Syrie : l’ONU s’inquiète de l’escalade des combats dans le sud-ouest du pays

27 juin 2018

Des responsables des Nations Unies ont prévenu ce mercredi le Conseil de sécurité des risques que fait peser l’escalade des combats dans le sud-ouest de la Syrie sur la population civile et la stabilité de la région.

L’Envoyé spécial des Nations Unies pour la Syrie, Staffan de Mistura, s’est dit vivement préoccupé par la tournure des évènements dans le sud-ouest et a déclaré qu’on ne pouvait pas permettre que cette situation se transforme en une nouvelle Ghouta orientale ou Alep-est.

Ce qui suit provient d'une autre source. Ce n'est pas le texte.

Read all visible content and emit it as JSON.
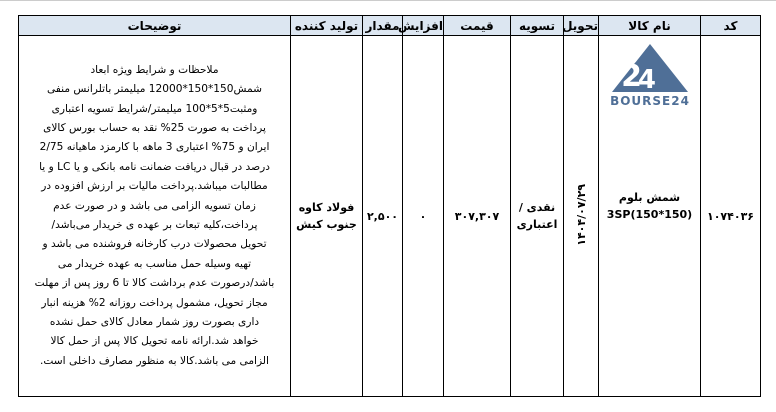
{
  "headers": {
    "code": "کد",
    "product_name": "نام کالا",
    "delivery": "تحویل",
    "settlement": "تسویه",
    "price": "قیمت",
    "increase": "افزایش",
    "quantity": "مقدار",
    "producer": "تولید کننده",
    "description": "توضیحات"
  },
  "row": {
    "code": "۱۰۷۴۰۳۶",
    "logo_text": "BOURSE24",
    "product_name_line1": "شمش بلوم",
    "product_name_line2": "(150*150)3SP",
    "delivery": "۱۴۰۴/۰۷/۲۹",
    "settlement_line1": "نقدی /",
    "settlement_line2": "اعتباری",
    "price": "۳۰۷,۳۰۷",
    "increase": "۰",
    "quantity": "۲,۵۰۰",
    "producer_line1": "فولاد کاوه",
    "producer_line2": "جنوب کیش",
    "description_lines": [
      "ملاحظات و شرایط ویژه  ابعاد",
      "شمش150*150*12000 میلیمتر باتلرانس منفی",
      "ومثبت5*5*100 میلیمتر/شرایط تسویه اعتباری",
      "پرداخت به صورت 25% نقد به حساب بورس کالای",
      "ایران و 75% اعتباری 3 ماهه با کارمزد ماهیانه 2/75",
      "درصد در قبال دریافت ضمانت نامه بانکی و یا LC و یا",
      "مطالبات میباشد.پرداخت  مالیات بر ارزش افزوده در",
      "زمان تسویه الزامی می باشد و در صورت عدم",
      "پرداخت،کلیه تبعات بر عهده ی خریدار می‌باشد/",
      "تحویل محصولات درب کارخانه  فروشنده می باشد و",
      "تهیه وسیله حمل مناسب به عهده خریدار می",
      "باشد/درصورت عدم برداشت کالا تا 6 روز پس از مهلت",
      "مجاز تحویل،  مشمول پرداخت روزانه 2%  هزینه انبار",
      "داری بصورت روز شمار معادل کالای حمل نشده",
      "خواهد شد.ارائه نامه تحویل کالا پس از حمل کالا",
      "الزامی می باشد.کالا به منظور مصارف داخلی است."
    ]
  },
  "colors": {
    "header_bg": "#dce6f1",
    "logo": "#4f6f97"
  }
}
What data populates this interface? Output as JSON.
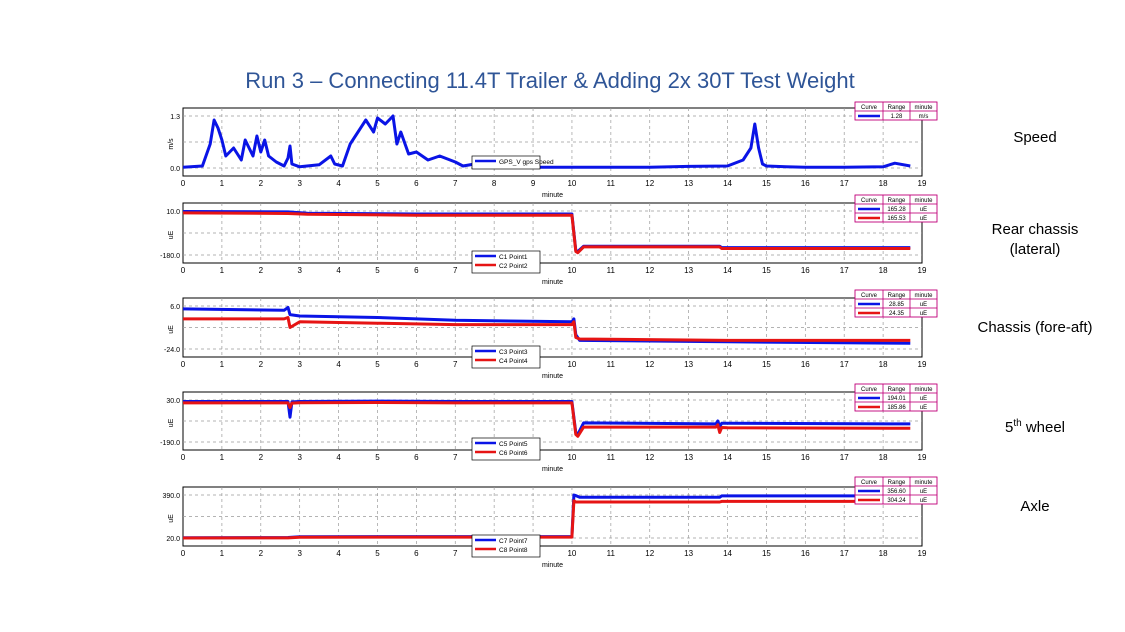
{
  "title": "Run 3 – Connecting 11.4T Trailer & Adding 2x 30T Test Weight",
  "colors": {
    "blue": "#0a14e6",
    "red": "#e61414",
    "frame": "#000000",
    "grid": "#9a9a9a",
    "legend_border": "#c0007a",
    "title": "#2f5597"
  },
  "table_headers": [
    "Curve",
    "Range",
    "minute"
  ],
  "chart_data": [
    {
      "type": "line",
      "side_label": "Speed",
      "xlabel": "minute",
      "ylabel": "m/s",
      "xlim": [
        0,
        19
      ],
      "xticks": [
        "0",
        "1",
        "2",
        "3",
        "4",
        "5",
        "6",
        "7",
        "8",
        "9",
        "10",
        "11",
        "12",
        "13",
        "14",
        "15",
        "16",
        "17",
        "18",
        "19"
      ],
      "ylim": [
        0.0,
        1.3
      ],
      "ytick_labels": [
        "1.3",
        "0.0"
      ],
      "grid": true,
      "legend_position": "bottom-center",
      "series": [
        {
          "name": "GPS_V gps Speed",
          "range": "1.28",
          "unit": "m/s",
          "color": "blue",
          "x": [
            0,
            0.5,
            0.7,
            0.8,
            0.9,
            1.0,
            1.1,
            1.3,
            1.5,
            1.6,
            1.8,
            1.9,
            2.0,
            2.1,
            2.2,
            2.4,
            2.6,
            2.7,
            2.75,
            2.8,
            3.0,
            3.5,
            3.8,
            3.9,
            4.1,
            4.3,
            4.5,
            4.7,
            4.9,
            5.0,
            5.2,
            5.4,
            5.5,
            5.6,
            5.8,
            6.0,
            6.3,
            6.6,
            7.0,
            7.2,
            7.5,
            8.0,
            9.0,
            10.0,
            11.0,
            12.0,
            13.0,
            14.0,
            14.4,
            14.6,
            14.7,
            14.8,
            14.9,
            15.0,
            15.5,
            16.0,
            17.0,
            18.0,
            18.3,
            18.7
          ],
          "y": [
            0.02,
            0.05,
            0.6,
            1.2,
            1.0,
            0.7,
            0.3,
            0.5,
            0.2,
            0.7,
            0.3,
            0.8,
            0.4,
            0.7,
            0.3,
            0.15,
            0.05,
            0.25,
            0.55,
            0.1,
            0.03,
            0.08,
            0.3,
            0.1,
            0.05,
            0.6,
            0.9,
            1.2,
            0.9,
            1.25,
            1.1,
            1.3,
            0.6,
            0.9,
            0.35,
            0.4,
            0.2,
            0.3,
            0.15,
            0.05,
            0.1,
            0.03,
            0.02,
            0.02,
            0.02,
            0.02,
            0.04,
            0.05,
            0.2,
            0.5,
            1.1,
            0.5,
            0.1,
            0.05,
            0.03,
            0.02,
            0.02,
            0.03,
            0.12,
            0.05
          ]
        }
      ]
    },
    {
      "type": "line",
      "side_label": "Rear chassis\n(lateral)",
      "xlabel": "minute",
      "ylabel": "uE",
      "xlim": [
        0,
        19
      ],
      "xticks": [
        "0",
        "1",
        "2",
        "3",
        "4",
        "5",
        "6",
        "7",
        "8",
        "9",
        "10",
        "11",
        "12",
        "13",
        "14",
        "15",
        "16",
        "17",
        "18",
        "19"
      ],
      "ylim": [
        -180.0,
        10.0
      ],
      "ytick_labels": [
        "10.0",
        "-180.0"
      ],
      "grid": true,
      "legend_position": "bottom-center",
      "series": [
        {
          "name": "C1 Point1",
          "range": "165.28",
          "unit": "uE",
          "color": "blue",
          "x": [
            0,
            2.7,
            3.2,
            6,
            10.0,
            10.1,
            10.15,
            10.3,
            13.8,
            13.85,
            18.7
          ],
          "y": [
            8,
            6,
            0,
            -3,
            -3,
            -160,
            -165,
            -142,
            -142,
            -148,
            -148
          ]
        },
        {
          "name": "C2 Point2",
          "range": "165.53",
          "unit": "uE",
          "color": "red",
          "x": [
            0,
            2.7,
            3.2,
            6,
            10.0,
            10.1,
            10.15,
            10.3,
            13.8,
            13.85,
            18.7
          ],
          "y": [
            2,
            -1,
            -4,
            -8,
            -8,
            -165,
            -170,
            -145,
            -145,
            -152,
            -152
          ]
        }
      ]
    },
    {
      "type": "line",
      "side_label": "Chassis (fore-aft)",
      "xlabel": "minute",
      "ylabel": "uE",
      "xlim": [
        0,
        19
      ],
      "xticks": [
        "0",
        "1",
        "2",
        "3",
        "4",
        "5",
        "6",
        "7",
        "8",
        "9",
        "10",
        "11",
        "12",
        "13",
        "14",
        "15",
        "16",
        "17",
        "18",
        "19"
      ],
      "ylim": [
        -24.0,
        6.0
      ],
      "ytick_labels": [
        "6.0",
        "-24.0"
      ],
      "grid": true,
      "legend_position": "bottom-center",
      "series": [
        {
          "name": "C3 Point3",
          "range": "28.85",
          "unit": "uE",
          "color": "blue",
          "x": [
            0,
            2.6,
            2.7,
            2.75,
            3.0,
            5.0,
            7.0,
            10.0,
            10.05,
            10.1,
            10.2,
            14.0,
            18.7
          ],
          "y": [
            4,
            3,
            5,
            0,
            -1,
            -2,
            -4,
            -5,
            -3,
            -14,
            -18,
            -19,
            -20
          ]
        },
        {
          "name": "C4 Point4",
          "range": "24.35",
          "unit": "uE",
          "color": "red",
          "x": [
            0,
            2.6,
            2.7,
            2.75,
            3.0,
            5.0,
            7.0,
            10.0,
            10.05,
            10.1,
            10.2,
            14.0,
            18.7
          ],
          "y": [
            -3,
            -3,
            -2,
            -9,
            -5,
            -6,
            -7,
            -7,
            -5,
            -16,
            -17,
            -18,
            -18
          ]
        }
      ]
    },
    {
      "type": "line",
      "side_label": "5th wheel",
      "xlabel": "minute",
      "ylabel": "uE",
      "xlim": [
        0,
        19
      ],
      "xticks": [
        "0",
        "1",
        "2",
        "3",
        "4",
        "5",
        "6",
        "7",
        "8",
        "9",
        "10",
        "11",
        "12",
        "13",
        "14",
        "15",
        "16",
        "17",
        "18",
        "19"
      ],
      "ylim": [
        -190.0,
        30.0
      ],
      "ytick_labels": [
        "30.0",
        "-190.0"
      ],
      "grid": true,
      "legend_position": "bottom-center",
      "series": [
        {
          "name": "C5 Point5",
          "range": "194.01",
          "unit": "uE",
          "color": "blue",
          "x": [
            0,
            2.7,
            2.75,
            2.8,
            3.0,
            5.0,
            7.0,
            10.0,
            10.1,
            10.15,
            10.3,
            13.7,
            13.75,
            13.8,
            13.85,
            14.0,
            18.7
          ],
          "y": [
            22,
            22,
            -60,
            20,
            22,
            24,
            22,
            22,
            -140,
            -150,
            -90,
            -95,
            -80,
            -110,
            -92,
            -92,
            -95
          ]
        },
        {
          "name": "C6 Point6",
          "range": "185.86",
          "unit": "uE",
          "color": "red",
          "x": [
            0,
            2.7,
            2.75,
            2.8,
            3.0,
            5.0,
            7.0,
            10.0,
            10.1,
            10.15,
            10.3,
            13.7,
            13.75,
            13.8,
            13.85,
            14.0,
            18.7
          ],
          "y": [
            15,
            15,
            -10,
            14,
            16,
            17,
            15,
            15,
            -150,
            -160,
            -112,
            -112,
            -100,
            -140,
            -114,
            -115,
            -118
          ]
        }
      ]
    },
    {
      "type": "line",
      "side_label": "Axle",
      "xlabel": "minute",
      "ylabel": "uE",
      "xlim": [
        0,
        19
      ],
      "xticks": [
        "0",
        "1",
        "2",
        "3",
        "4",
        "5",
        "6",
        "7",
        "8",
        "9",
        "10",
        "11",
        "12",
        "13",
        "14",
        "15",
        "16",
        "17",
        "18",
        "19"
      ],
      "ylim": [
        20.0,
        390.0
      ],
      "ytick_labels": [
        "390.0",
        "20.0"
      ],
      "grid": true,
      "legend_position": "bottom-center",
      "series": [
        {
          "name": "C7 Point7",
          "range": "356.60",
          "unit": "uE",
          "color": "blue",
          "x": [
            0,
            2.7,
            3.0,
            6.0,
            10.0,
            10.05,
            10.1,
            10.2,
            13.8,
            13.85,
            18.7
          ],
          "y": [
            22,
            24,
            30,
            32,
            32,
            390,
            385,
            370,
            370,
            382,
            382
          ]
        },
        {
          "name": "C8 Point8",
          "range": "304.24",
          "unit": "uE",
          "color": "red",
          "x": [
            0,
            2.7,
            3.0,
            6.0,
            10.0,
            10.05,
            10.1,
            10.2,
            13.8,
            13.85,
            18.7
          ],
          "y": [
            20,
            21,
            26,
            28,
            28,
            340,
            330,
            330,
            330,
            335,
            335
          ]
        }
      ]
    }
  ]
}
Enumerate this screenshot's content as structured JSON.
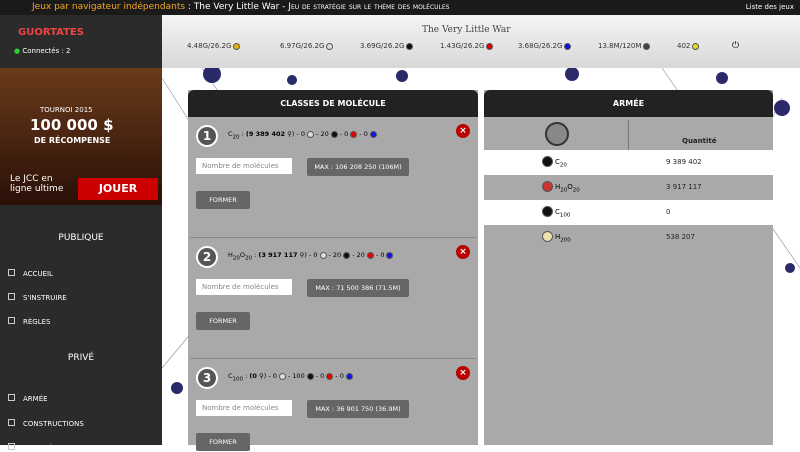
{
  "topbar": {
    "site": "Jeux par navigateur indépendants",
    "game": "The Very Little War",
    "tagline": "Jeu de stratégie sur le thème des molécules",
    "games_list": "Liste des jeux"
  },
  "user": {
    "name": "GUORTATES",
    "online": "Connectés : 2"
  },
  "logo": "The Very Little War",
  "ad": {
    "tournament": "TOURNOI 2015",
    "prize": "100 000 $",
    "reward": "DE RÉCOMPENSE",
    "slogan": "Le JCC en ligne ultime",
    "cta": "JOUER"
  },
  "nav": [
    {
      "title": "PUBLIQUE",
      "items": [
        "ACCUEIL",
        "S'INSTRUIRE",
        "RÈGLES"
      ]
    },
    {
      "title": "PRIVÉ",
      "items": [
        "ARMÉE",
        "CONSTRUCTIONS",
        "MARCHÉ"
      ]
    }
  ],
  "resources": [
    {
      "text": "4.48G/26.2G",
      "color": "#e8b400"
    },
    {
      "text": "6.97G/26.2G",
      "color": "#dddddd"
    },
    {
      "text": "3.69G/26.2G",
      "color": "#111111"
    },
    {
      "text": "1.43G/26.2G",
      "color": "#e00000"
    },
    {
      "text": "3.68G/26.2G",
      "color": "#1010e0"
    },
    {
      "text": "13.8M/120M",
      "color": "#444444"
    },
    {
      "text": "402",
      "color": "#d8e020"
    }
  ],
  "classes": {
    "title": "CLASSES DE MOLÉCULE",
    "placeholder": "Nombre de molécules",
    "form": "FORMER",
    "items": [
      {
        "num": "1",
        "el": "C",
        "sub": "20",
        "qty": "(9 389 402",
        "atoms": [
          "0",
          "20",
          "0",
          "0"
        ],
        "max": "MAX : 106 208 250 (106M)"
      },
      {
        "num": "2",
        "el": "H",
        "sub": "20",
        "el2": "O",
        "sub2": "20",
        "qty": "(3 917 117",
        "atoms": [
          "0",
          "20",
          "20",
          "0"
        ],
        "max": "MAX : 71 500 386 (71.5M)"
      },
      {
        "num": "3",
        "el": "C",
        "sub": "100",
        "qty": "(0",
        "atoms": [
          "0",
          "100",
          "0",
          "0"
        ],
        "max": "MAX : 36 901 750 (36.9M)"
      }
    ]
  },
  "army": {
    "title": "ARMÉE",
    "quantity": "Quantité",
    "rows": [
      {
        "el": "C",
        "sub": "20",
        "value": "9 389 402",
        "color": "#111"
      },
      {
        "el": "H",
        "sub": "20",
        "el2": "O",
        "sub2": "20",
        "value": "3 917 117",
        "color": "#c33"
      },
      {
        "el": "C",
        "sub": "100",
        "value": "0",
        "color": "#111"
      },
      {
        "el": "H",
        "sub": "200",
        "value": "538 207",
        "color": "#f0e0b0"
      }
    ]
  }
}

Il a aussi prévenu les membres du Conseil de sécurité qu’une escalade dans le sud-ouest représentait un risque significatif pour la stabilité de la région. Des frappes aériennes ont été signalées à l’aéroport de Damas, puis attribuées par les médias syriens à Israël.

Tout en soulignant que l’ONU n’est pas en mesure de confirmer cette information, il s’est inquiété à l’idée d’une bataille qui risquerait d’alimenter ces tensions. Il a exhorté l’ensemble des parties à tirer les enseignements de la Ghouta orientale et d’Alep.

M. de Mistura s’est par ailleurs dit préoccupé par l’impact de l’escalade militaire sur les efforts destinés à créer la Commission constitutionnelle. Il a indiqué que le gouvernement syrien avait fourni une liste de 15 personnes qui pourraient siéger au sein de cette Commission, y voyant « une étape importante du processus » politique et ajoutant que les encouragements de l’Iran avaient sans doute contribué à cette avancée.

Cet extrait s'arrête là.